With Thanksgiving late in November this year, it’s possible hunters could see the earliest opening days in more than 30 years for the coming season.
There’s also the possibility of more December days, which means the seasons would have to end earlier than the last-Sunday-in-January close in the federal rules.
All those possibilities reflect hunters’ comments in the surveys.
Reynolds will present the Department of Wildlife and Fisheries’ recommendations in the three zones during Thursday’s commission meeting on Grand Isle.
There will be a drawing for prizes for the hunters who participated in the waterfowl survey.
Thursday’s 9:30 a.m. LWFC meeting at the state’s Marine Lab on Grand Isle has a loaded agenda.
The duck and goose seasons are tops for hunters, but there is an item calling for an emergency declaration to repeal the ban on hunting in a portion of Orleans Parish.
On the fisheries side, commercial and recreational shrimpers await commission approval for opening dates of their fall inshore season. From all indications, LDWF studies show a good crop of white shrimp moving into the state’s inside waters.
Other fishery items include posting notices to establish state limits on tripletail and modifications of rules covering the newly esblished Recreational Offshore Landing Permit; tuna and reef-fish reporting regulations; continued and possible additional closures in the wake of the BP-Deepwater Horizon oil disaster; and, hearing final public comments on amendments to state regs for using yo-yos and other mechanical fishing devices.
The commission will also act on an emergency declaration to open the 2013 season on taking oysters from public seed grounds.
The LDWF sent out a plea last week asking for information on the location of missing mooring buoys set out in 2011 on the Independence Island Reef Project.
All six buoys anchored along the reef are gone. The buoys not only identified the reef, but allowed fishermen to tie off on them to reduce the damage anchors would do to the joint public-private effort some three miles northeast of Grand Isle in Barataria Bay.
Led by donations from Coastal Conservation Association-Louisiana and backing from the LDWF, some 8,000 tons of limestone was spread over a 50-acre site that once was Independence Island. It’s the state’s largest single inshore artificial reef project.
The LDWF asks anyone with information about the buoys to call Operation Game Thief’s toll-free hotline (800) 442-2511. Any information will be held in confidence.
Recreational offshore fishermen will have two species added to their list Thursday when the Gulf of Mexico Fishery Management Council reopens greater amberjack and opens a gray triggerfish season.
A commercial gray triggerfish season opens the same day.
The new recreational gray triggerfish season’s regs allow a two-fish recreational daily limit and a 12-fish commercial trip limit with a 14-inch fork-length minimum-size limit. That size limit runs from the nose to the center of the fork at the tail of this species.
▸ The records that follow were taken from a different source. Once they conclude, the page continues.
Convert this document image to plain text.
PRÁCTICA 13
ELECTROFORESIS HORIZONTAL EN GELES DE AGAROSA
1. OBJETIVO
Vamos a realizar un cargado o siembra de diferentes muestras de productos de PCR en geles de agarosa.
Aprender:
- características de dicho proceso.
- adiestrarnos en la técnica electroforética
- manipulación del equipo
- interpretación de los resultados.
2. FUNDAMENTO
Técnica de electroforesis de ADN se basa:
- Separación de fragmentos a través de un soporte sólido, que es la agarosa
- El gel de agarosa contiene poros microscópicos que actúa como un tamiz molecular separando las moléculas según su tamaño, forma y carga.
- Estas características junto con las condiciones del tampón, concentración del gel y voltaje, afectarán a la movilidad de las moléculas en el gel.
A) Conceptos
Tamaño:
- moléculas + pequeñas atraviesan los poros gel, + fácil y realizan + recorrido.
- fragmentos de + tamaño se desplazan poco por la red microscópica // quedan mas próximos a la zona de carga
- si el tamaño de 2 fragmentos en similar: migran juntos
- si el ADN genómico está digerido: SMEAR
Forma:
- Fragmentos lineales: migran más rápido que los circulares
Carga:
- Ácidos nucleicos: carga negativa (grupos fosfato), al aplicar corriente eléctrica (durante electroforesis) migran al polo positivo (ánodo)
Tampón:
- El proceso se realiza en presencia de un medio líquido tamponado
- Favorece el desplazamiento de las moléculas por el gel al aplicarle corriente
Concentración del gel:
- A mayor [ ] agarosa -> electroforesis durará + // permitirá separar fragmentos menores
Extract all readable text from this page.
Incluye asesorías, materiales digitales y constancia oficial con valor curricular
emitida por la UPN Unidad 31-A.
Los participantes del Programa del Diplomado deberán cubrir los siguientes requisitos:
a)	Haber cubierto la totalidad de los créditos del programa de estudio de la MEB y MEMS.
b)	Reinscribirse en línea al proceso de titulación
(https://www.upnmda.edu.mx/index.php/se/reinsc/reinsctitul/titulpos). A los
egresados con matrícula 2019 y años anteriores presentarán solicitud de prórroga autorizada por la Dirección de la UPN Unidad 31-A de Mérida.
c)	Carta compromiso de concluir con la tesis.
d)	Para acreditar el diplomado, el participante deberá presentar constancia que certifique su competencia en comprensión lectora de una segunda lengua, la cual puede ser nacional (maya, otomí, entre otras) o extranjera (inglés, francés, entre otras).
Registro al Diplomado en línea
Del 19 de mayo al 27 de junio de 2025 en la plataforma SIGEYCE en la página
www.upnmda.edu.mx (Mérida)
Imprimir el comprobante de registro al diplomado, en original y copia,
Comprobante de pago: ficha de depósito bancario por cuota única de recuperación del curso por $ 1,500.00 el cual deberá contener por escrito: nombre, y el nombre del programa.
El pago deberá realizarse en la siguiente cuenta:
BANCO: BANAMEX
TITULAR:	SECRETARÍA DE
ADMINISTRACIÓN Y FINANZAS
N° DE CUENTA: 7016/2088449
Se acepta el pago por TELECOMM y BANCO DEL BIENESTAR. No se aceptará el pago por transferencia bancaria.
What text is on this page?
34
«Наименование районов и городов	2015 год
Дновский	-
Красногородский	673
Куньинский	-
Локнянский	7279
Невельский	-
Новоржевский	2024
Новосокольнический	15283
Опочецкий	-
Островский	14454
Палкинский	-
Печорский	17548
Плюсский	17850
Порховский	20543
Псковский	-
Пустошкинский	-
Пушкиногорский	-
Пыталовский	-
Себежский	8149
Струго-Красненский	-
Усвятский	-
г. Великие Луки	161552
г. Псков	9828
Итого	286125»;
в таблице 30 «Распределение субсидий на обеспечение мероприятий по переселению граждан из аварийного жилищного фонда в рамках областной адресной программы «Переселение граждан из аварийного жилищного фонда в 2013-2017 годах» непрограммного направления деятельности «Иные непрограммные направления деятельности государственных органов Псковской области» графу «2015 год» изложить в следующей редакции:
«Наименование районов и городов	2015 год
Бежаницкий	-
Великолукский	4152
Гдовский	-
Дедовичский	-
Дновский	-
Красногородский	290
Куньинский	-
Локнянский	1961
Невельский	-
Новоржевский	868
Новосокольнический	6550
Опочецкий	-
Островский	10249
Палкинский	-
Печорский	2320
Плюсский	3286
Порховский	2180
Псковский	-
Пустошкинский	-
The greater amberjack daily limit if one per angler with a minimum size limit of 30 inches fork length.
A LDWF report released last week shows the spread of giant salvinia in the Calcasieu River has subsided as the salinity of the river has increased during the summer months.
The report cited a “... wetter than usual spring caused a decrease in salinity levels, creating an environment more conducive for plant growth.”
Under optimum conditions, giant salvinia can double its mass every four days, but LDWF field staff has found plants in the river’s saltier water are either dead or dying.
The report also read: “Allowing salinity to kill the (giant) salvinia proves to be the most cost-effective method in achieving maximum control of the plant. The department is focusing their control efforts on the upper end of the river.”
The LDWF introduced a weevil into the spread of the nonnative plant and has found the weevil damage in smaller locations along the river.